Teaching Strategies For Parents, Scaffolding

Your child will have many learning experiences as she grows. As a parent, you want to make those experiences as positive and successful as possible. You want to be a positive part of your child’s learning. You send your child to school, but, in fact, you are your child’s most important teacher. Mastering some specific teaching strategies will help you achieve that goal. One important teaching strategy is called scaffolding. A scaffold is a support that is attached to a building as it is being built. As the walls of the building are put in place, the scaffold is taken down. Scaffolding, in education, is support provided to the student and is systematically removed as the student masters the task. Scaffolding is a way of providing your child with the help she needs without providing too much help so that her learning is delayed.

Definition of Scaffolding

Described in everyday language, scaffolding is letting your child do the parts of the task she can do, providing assistance on the other parts, and performing the parts for her that she can’t do. The purpose of scaffolding is to increase the success rate of your child’s learning and to reduce the failure rate. The biggest motivation for learning is an increase in one’s competence. People like to be able to do things, and children especially do. For a child, everyday brings new ability to manage his world. That is truly exciting, but difficulties in learning a task can dampen that excitement, even making your child reluctant to attempt new experiences for fear of failure. As a parent, you want to make learning fun for your child. This technique is especially designed to allow you to provide just the amount of assistance your child needs. Instead of feeling she is being instructed, your child will experience your teaching as doing things together with you. Scaffolding can significantly support a positive relationship with your child.

Steps of the Procedure

Scaffolding can be accomplished in six steps. As you get proficient with it, scaffolding will become a natural way of interacting with your child when you are teaching him. Scaffolding helps you know when and where to help your child so that she can have a successful learning experience.

1) The first thing you want to do is to observe your child doing the task without any help from you. In Education, we call this taking a baseline. In your observation, you will be noticing three areas of your child’s performance. You will look for parts of the task he can do without any help; you will look for parts of the task he can partly do but needs some help to do them proficiently; and you will look for parts of the task he cannot do at all and requires you to do it for him. These are three different levels of performance and are important for you to know to systematically help your child.

2) Next, determine the order for which you will provide assistance. Provide no assistance on those parts of the task that he performs competently. Provide assistance on those parts she can partly do competently. On those parts he can’t do at all, you will do these for him.

3) Be sensitive to the amount of assistance your child can tolerate. Limit your assistance to those task steps on which your child can tolerate assistance. As he masters the task, his tolerance for assistance will increase.

4) Be aware of your child’s increasing ability to perform the task. As she masters a task step, stop providing assistance.

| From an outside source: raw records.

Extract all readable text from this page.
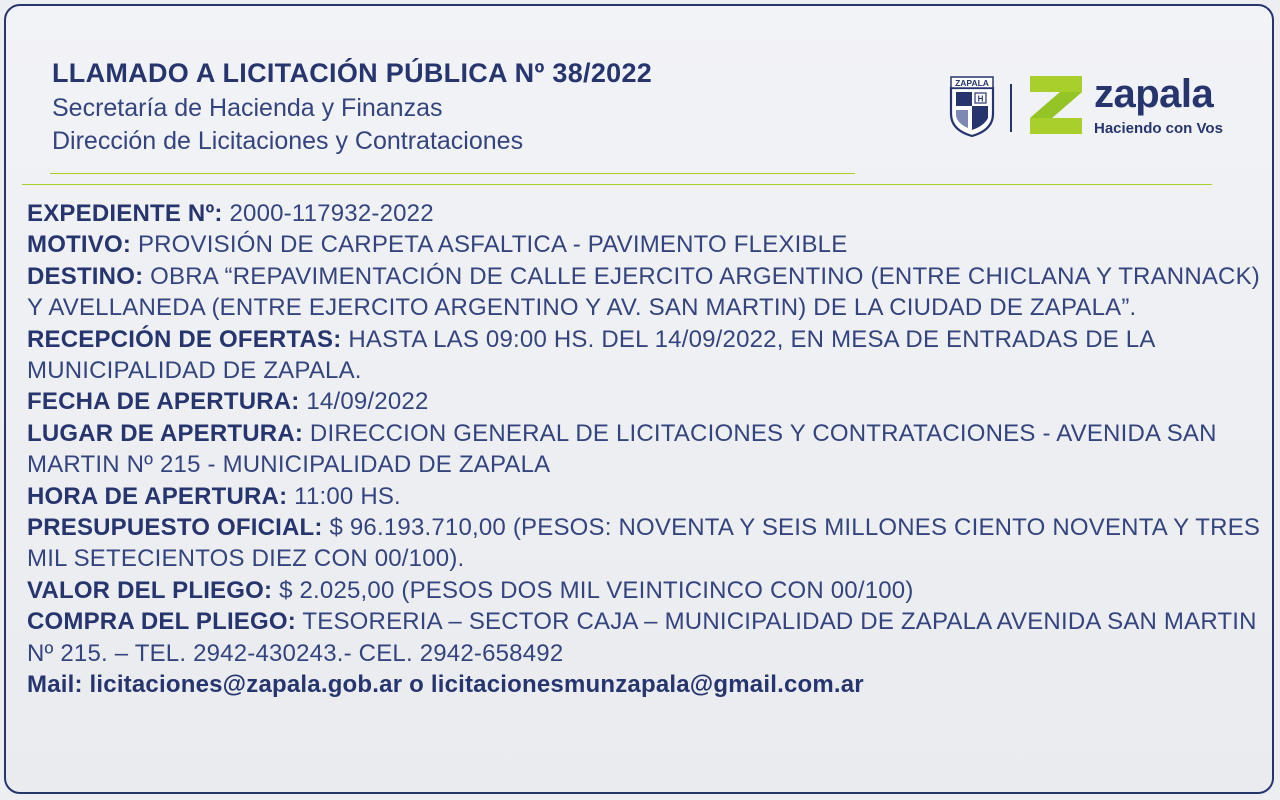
LLAMADO A LICITACIÓN PÚBLICA Nº 38/2022
Secretaría de Hacienda y Finanzas
Dirección de Licitaciones y Contrataciones
ZAPALA
H	zapala
Haciendo con Vos

EXPEDIENTE Nº: 2000-117932-2022

MOTIVO: PROVISIÓN DE CARPETA ASFALTICA - PAVIMENTO FLEXIBLE

DESTINO: OBRA “REPAVIMENTACIÓN DE CALLE EJERCITO ARGENTINO (ENTRE CHICLANA Y TRANNACK) Y AVELLANEDA (ENTRE EJERCITO ARGENTINO Y AV. SAN MARTIN) DE LA CIUDAD DE ZAPALA”.

RECEPCIÓN DE OFERTAS: HASTA LAS 09:00 HS. DEL 14/09/2022, EN MESA DE ENTRADAS DE LA MUNICIPALIDAD DE ZAPALA.

FECHA DE APERTURA: 14/09/2022

LUGAR DE APERTURA: DIRECCION GENERAL DE LICITACIONES Y CONTRATACIONES - AVENIDA SAN MARTIN Nº 215 - MUNICIPALIDAD DE ZAPALA

HORA DE APERTURA: 11:00 HS.

PRESUPUESTO OFICIAL: $ 96.193.710,00 (PESOS: NOVENTA Y SEIS MILLONES CIENTO NOVENTA Y TRES MIL SETECIENTOS DIEZ CON 00/100).

VALOR DEL PLIEGO: $ 2.025,00 (PESOS DOS MIL VEINTICINCO CON 00/100)

COMPRA DEL PLIEGO: TESORERIA – SECTOR CAJA – MUNICIPALIDAD DE ZAPALA AVENIDA SAN MARTIN Nº 215. – TEL. 2942-430243.- CEL. 2942-658492

Mail: licitaciones@zapala.gob.ar o licitacionesmunzapala@gmail.com.ar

5) When your child no longer needs assistance on the steps on which you have been providing assistance, begin providing assistance on those steps which she cannot perform at all. At this point in your child’s progress, he has more ability for the task than he did when you began working with him. Thus, he may be able to do more of the parts of the task on which he formerly could do nothing.

6) Observe your child’s performance on these remaining parts of the task. Begin to provide the assistance she needs on these steps.

Additional Information About The Procedure

You have provided the assistance your child needs in a systematic way. You observed her performance and identified the kind of assistance she needs in each part of the task. In the scaffolding procedure, your relationship to your child is not one of teacher-pupil. You and your child are sharing an activity at which you have more skill. By the act of engaging in this activity together, you child is learning from you and increasing her skill for the task. Being an active participant in a task is different from being a teacher of the task. This distinction puts you in a unique position to help your child. Your child will enjoy doing something with her parent more than being taught by a teacher, even if the teacher is her parent. Through your participation in the task, your child will be motivated to match your performance.

As soon as your child has increased his skill on part of the task, recognize that achievement. Awareness of your child’s progress is important to prevent the occurrence of unnecessary help on your part. You want to give your child just the help she needs and no more. Furthermore, you want to provide that help only as long as she needs it. Providing assistance longer than she needs will make her dependent upon your assistance. Your goal for her is to become independent at the task as soon as possible. For that independence to emerge, you have to remove your assistance as his skills increase.

The scaffolding procedure stands alone as a technique of instruction but it doesn’t have to do so. It can be used in conjunction with other instructional procedures. The purpose of instructional procedures is to provide your child information about a task. The scaffolding procedure provides a lot of information. However, it does a good job of targeting the instruction to specific parts of the task. When you engage with your child in a task, you provide tactile information when you are touching him. You can reduce the amount of information one are presenting at one time by modeling the step for your child. You can present a model by saying, “Watch me do it first. I’ll do it alone.” Then after modeling the step, say, “Let’s do it together, now.” When you use a model, first, you will name the parts of the task as is discussed in the blog on modeling. This will give your child an opportunity to identify all the important parts of the task. Furthermore, those important parts will have been presented in a way that your child will be better able to focus on them.

The scaffolding procedure is very flexible. It increases your child’s success rate and this increase in success rate increases your child’s motivation. More importantly, it allows you to be a teacher and a parent to your child at the same time.